One reason that the great pop standards of the 1930s, '40s, and '50s are great pop standards is that they have proven versatile. Though usually written for Broadway or Hollywood musicals, they were taken up by pop musicians while still new, and over the years served as vehicles for jazz players before being transformed by Frank Sinatra and his followers in the '50s and '60s.
They survive in thousands of lounges and nightclubs when they are not being performed in large venues. In undertaking an album of such songs, Beegie Adair is doing anything but re-inventing the wheel. With her usual trio, filled out by bassist Roger Spencer and drummer Chris Brown, she has turned in lightly improvisational versions of these well-known tunes, using chord substitutions and adding filigrees and other adornments here and there, but never straying from the melodies for more than a bar or two.
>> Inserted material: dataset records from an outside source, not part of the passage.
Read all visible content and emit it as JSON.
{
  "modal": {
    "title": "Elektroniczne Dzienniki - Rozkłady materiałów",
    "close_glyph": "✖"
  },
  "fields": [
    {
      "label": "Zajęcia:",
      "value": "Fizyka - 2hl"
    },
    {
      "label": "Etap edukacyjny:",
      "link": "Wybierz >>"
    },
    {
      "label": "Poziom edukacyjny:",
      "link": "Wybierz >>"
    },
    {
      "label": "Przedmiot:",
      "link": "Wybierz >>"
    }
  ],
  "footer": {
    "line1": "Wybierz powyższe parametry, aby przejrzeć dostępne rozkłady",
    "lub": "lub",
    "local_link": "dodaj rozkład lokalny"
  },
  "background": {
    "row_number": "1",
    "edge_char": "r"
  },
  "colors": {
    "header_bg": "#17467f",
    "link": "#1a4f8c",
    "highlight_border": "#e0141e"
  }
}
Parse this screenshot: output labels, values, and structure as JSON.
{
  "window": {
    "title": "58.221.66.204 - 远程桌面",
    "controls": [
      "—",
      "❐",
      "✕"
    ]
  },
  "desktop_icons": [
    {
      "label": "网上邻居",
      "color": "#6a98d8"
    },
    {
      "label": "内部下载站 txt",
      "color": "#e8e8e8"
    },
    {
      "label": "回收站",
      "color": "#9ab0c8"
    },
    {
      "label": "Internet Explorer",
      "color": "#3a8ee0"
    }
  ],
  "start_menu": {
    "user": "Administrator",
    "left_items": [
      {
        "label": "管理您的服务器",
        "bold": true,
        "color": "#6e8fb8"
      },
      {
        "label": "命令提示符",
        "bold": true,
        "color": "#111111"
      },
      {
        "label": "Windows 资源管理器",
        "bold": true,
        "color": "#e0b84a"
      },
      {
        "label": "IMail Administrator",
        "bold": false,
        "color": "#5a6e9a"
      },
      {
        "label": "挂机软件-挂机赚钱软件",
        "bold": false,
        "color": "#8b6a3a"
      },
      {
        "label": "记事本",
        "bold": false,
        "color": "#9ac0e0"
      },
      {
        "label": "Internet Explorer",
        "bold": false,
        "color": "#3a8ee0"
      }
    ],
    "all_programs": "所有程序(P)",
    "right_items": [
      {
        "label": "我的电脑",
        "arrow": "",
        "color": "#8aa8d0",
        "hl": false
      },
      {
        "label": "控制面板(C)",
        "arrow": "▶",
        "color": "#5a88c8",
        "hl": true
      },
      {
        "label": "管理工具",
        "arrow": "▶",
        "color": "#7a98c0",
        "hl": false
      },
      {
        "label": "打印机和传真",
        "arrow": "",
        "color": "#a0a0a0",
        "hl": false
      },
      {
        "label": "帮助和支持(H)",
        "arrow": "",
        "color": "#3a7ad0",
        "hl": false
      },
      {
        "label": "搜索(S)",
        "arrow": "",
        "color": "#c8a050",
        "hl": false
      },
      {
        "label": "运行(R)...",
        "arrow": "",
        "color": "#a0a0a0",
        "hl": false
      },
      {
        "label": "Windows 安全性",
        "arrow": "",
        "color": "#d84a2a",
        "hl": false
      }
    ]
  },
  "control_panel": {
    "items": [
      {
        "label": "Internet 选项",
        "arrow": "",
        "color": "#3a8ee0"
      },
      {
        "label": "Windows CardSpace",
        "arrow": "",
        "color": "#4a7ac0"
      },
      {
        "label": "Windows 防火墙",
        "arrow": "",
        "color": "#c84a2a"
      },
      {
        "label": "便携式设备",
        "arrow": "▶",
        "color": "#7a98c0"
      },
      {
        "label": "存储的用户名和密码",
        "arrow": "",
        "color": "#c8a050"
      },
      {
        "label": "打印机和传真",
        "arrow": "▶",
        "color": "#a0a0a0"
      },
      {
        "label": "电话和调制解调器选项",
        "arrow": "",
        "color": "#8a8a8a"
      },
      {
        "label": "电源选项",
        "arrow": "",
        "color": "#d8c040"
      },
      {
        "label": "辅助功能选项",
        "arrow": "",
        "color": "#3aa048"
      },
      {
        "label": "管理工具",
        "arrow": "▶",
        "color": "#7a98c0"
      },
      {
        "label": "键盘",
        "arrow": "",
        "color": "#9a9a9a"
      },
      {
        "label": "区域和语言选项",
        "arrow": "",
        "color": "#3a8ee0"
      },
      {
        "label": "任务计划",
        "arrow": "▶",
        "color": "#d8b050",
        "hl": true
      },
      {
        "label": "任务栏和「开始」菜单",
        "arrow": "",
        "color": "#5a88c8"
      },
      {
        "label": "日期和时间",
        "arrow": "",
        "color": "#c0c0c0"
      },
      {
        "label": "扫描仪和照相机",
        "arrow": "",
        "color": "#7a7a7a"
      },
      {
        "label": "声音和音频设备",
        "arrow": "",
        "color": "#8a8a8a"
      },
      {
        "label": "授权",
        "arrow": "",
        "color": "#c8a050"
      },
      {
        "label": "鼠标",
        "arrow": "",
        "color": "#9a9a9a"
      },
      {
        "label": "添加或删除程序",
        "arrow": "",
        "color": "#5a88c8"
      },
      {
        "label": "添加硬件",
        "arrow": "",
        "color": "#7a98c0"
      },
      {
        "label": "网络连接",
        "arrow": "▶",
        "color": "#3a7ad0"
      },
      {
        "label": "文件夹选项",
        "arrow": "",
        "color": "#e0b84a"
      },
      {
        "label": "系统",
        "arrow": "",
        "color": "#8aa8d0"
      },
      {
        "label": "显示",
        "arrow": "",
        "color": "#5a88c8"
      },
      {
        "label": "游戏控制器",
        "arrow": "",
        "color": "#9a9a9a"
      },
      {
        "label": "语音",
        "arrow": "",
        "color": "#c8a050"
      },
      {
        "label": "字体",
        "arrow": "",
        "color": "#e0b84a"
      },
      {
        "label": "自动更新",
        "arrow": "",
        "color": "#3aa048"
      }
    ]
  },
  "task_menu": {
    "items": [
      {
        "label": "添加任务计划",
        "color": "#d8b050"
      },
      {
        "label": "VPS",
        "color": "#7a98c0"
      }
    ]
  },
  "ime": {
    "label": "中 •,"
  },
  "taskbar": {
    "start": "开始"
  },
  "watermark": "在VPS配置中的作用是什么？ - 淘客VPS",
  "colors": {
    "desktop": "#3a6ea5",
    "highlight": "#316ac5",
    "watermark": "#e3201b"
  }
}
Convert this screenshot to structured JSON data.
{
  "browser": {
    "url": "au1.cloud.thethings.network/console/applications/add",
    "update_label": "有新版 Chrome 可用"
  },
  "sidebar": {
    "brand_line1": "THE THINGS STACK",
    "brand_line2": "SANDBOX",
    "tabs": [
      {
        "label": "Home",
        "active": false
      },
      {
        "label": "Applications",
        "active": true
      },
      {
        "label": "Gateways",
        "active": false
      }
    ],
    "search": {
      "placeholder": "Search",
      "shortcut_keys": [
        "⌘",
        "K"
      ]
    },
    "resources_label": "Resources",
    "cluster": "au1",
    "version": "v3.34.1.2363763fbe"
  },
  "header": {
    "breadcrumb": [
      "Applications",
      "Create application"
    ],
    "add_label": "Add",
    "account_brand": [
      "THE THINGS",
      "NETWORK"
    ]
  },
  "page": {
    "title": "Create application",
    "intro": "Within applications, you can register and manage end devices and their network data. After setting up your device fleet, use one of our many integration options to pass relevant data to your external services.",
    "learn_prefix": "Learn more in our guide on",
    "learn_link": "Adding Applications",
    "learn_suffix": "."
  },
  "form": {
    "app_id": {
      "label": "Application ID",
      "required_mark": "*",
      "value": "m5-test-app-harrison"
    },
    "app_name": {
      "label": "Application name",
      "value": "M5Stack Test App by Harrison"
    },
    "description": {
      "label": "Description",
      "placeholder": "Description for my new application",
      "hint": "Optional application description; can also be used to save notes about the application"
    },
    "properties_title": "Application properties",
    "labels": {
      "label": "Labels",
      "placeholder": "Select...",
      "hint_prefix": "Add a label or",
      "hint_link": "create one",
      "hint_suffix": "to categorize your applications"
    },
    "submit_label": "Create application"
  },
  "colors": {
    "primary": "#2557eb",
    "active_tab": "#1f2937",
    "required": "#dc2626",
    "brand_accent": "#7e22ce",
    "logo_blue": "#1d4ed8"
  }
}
And she has then hired an arranger to write some charts and brought in an orchestra to be overdubbed on the tracks.
The result is pleasant, of course, but it depends on the joy of rediscovery to have any value, and these songs have never gone away. Record stores are full of CD reissues of this music from years ago that are more impressive than this collection.
At the end, the pianist takes on "Smoke Gets in Your Eyes" unaccompanied by her sidemen or the orchestra, and suggests that she might have done better to go it alone.